Keep the idli batter ready.
3 cups idli batter
In a small pan heat oil.
4 tablespoon oil
Then add soaked chana dal and raw urad dal. Sauté till crisp.
2 teaspoon chana dal, 2 teaspoon urad dal
Next add raw cashews. Cut them into pieces before adding.
1 tablespoon raw cashews
Once the cashews start to turn golden brown; add lightly crushed peppers and cumin seeds.
1 teaspoon peppercorns, 1 teaspoon cumin seeds
Let the cumin seeds pop and then add the turmeric powder and curry leaves.
8-10 curry leaves, 1 teaspoon turmeric powder
Mix well and turn off the flame.
Transfer the tempering to the idli batter, add a pinch of salt and mix well.
½ teaspoon salt
Grease an idli stand with some oil or non-stick spray. Also add 1 cup water in the idli stand base and bring to a boil.
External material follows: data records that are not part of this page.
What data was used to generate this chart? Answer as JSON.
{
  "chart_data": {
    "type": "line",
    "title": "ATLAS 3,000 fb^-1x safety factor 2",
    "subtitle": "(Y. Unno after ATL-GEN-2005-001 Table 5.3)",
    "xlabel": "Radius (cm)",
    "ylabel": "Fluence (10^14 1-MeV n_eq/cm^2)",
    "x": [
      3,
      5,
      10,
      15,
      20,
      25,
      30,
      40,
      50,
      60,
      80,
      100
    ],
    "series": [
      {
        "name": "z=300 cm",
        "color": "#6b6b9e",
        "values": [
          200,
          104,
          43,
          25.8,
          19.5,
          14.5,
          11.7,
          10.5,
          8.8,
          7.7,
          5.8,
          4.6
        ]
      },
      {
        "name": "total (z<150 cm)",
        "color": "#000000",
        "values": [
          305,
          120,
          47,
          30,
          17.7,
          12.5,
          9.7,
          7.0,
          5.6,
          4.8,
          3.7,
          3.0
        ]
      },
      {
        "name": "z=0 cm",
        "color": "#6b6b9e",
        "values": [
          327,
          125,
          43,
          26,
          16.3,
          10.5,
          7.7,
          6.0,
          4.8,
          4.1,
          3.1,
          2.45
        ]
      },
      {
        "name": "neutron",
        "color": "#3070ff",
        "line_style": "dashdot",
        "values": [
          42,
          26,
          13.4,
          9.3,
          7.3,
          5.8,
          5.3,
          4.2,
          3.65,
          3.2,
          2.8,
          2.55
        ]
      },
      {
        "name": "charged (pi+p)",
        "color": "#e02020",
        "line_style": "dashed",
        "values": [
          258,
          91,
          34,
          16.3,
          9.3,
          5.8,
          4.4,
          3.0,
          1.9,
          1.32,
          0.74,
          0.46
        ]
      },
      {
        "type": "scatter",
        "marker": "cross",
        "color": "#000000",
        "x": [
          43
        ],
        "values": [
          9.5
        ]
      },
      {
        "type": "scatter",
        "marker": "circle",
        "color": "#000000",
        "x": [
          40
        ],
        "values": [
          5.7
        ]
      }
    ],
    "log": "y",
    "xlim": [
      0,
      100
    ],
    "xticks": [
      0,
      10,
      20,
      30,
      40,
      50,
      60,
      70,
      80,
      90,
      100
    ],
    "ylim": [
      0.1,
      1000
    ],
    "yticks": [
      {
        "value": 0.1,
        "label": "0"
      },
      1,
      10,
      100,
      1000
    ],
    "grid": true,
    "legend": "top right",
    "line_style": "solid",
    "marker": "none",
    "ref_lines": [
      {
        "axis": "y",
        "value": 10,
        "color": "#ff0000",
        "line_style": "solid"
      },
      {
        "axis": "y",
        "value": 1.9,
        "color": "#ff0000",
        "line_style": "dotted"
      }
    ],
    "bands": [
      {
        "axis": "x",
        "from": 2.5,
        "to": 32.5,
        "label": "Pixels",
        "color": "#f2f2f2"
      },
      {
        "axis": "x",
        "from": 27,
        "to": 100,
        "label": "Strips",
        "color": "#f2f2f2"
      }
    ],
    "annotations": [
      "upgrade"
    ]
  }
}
Keep covered.
1 tablespoon oil
When the water starts to boil, add a pinch of ENO to the batter and give it a good mix.
2 teaspoon fruit salt
Then add a ladle full of the batter into the molds.
Place the plates in the idli stand base.
Cover and cook for 12 minutes. Then open the lid and check if it is cooked.
Remove the plates and let them cool a little. Then use a spoon to remove the idlis and serve with your choice of coconut chutney, tomato chutney and sambar.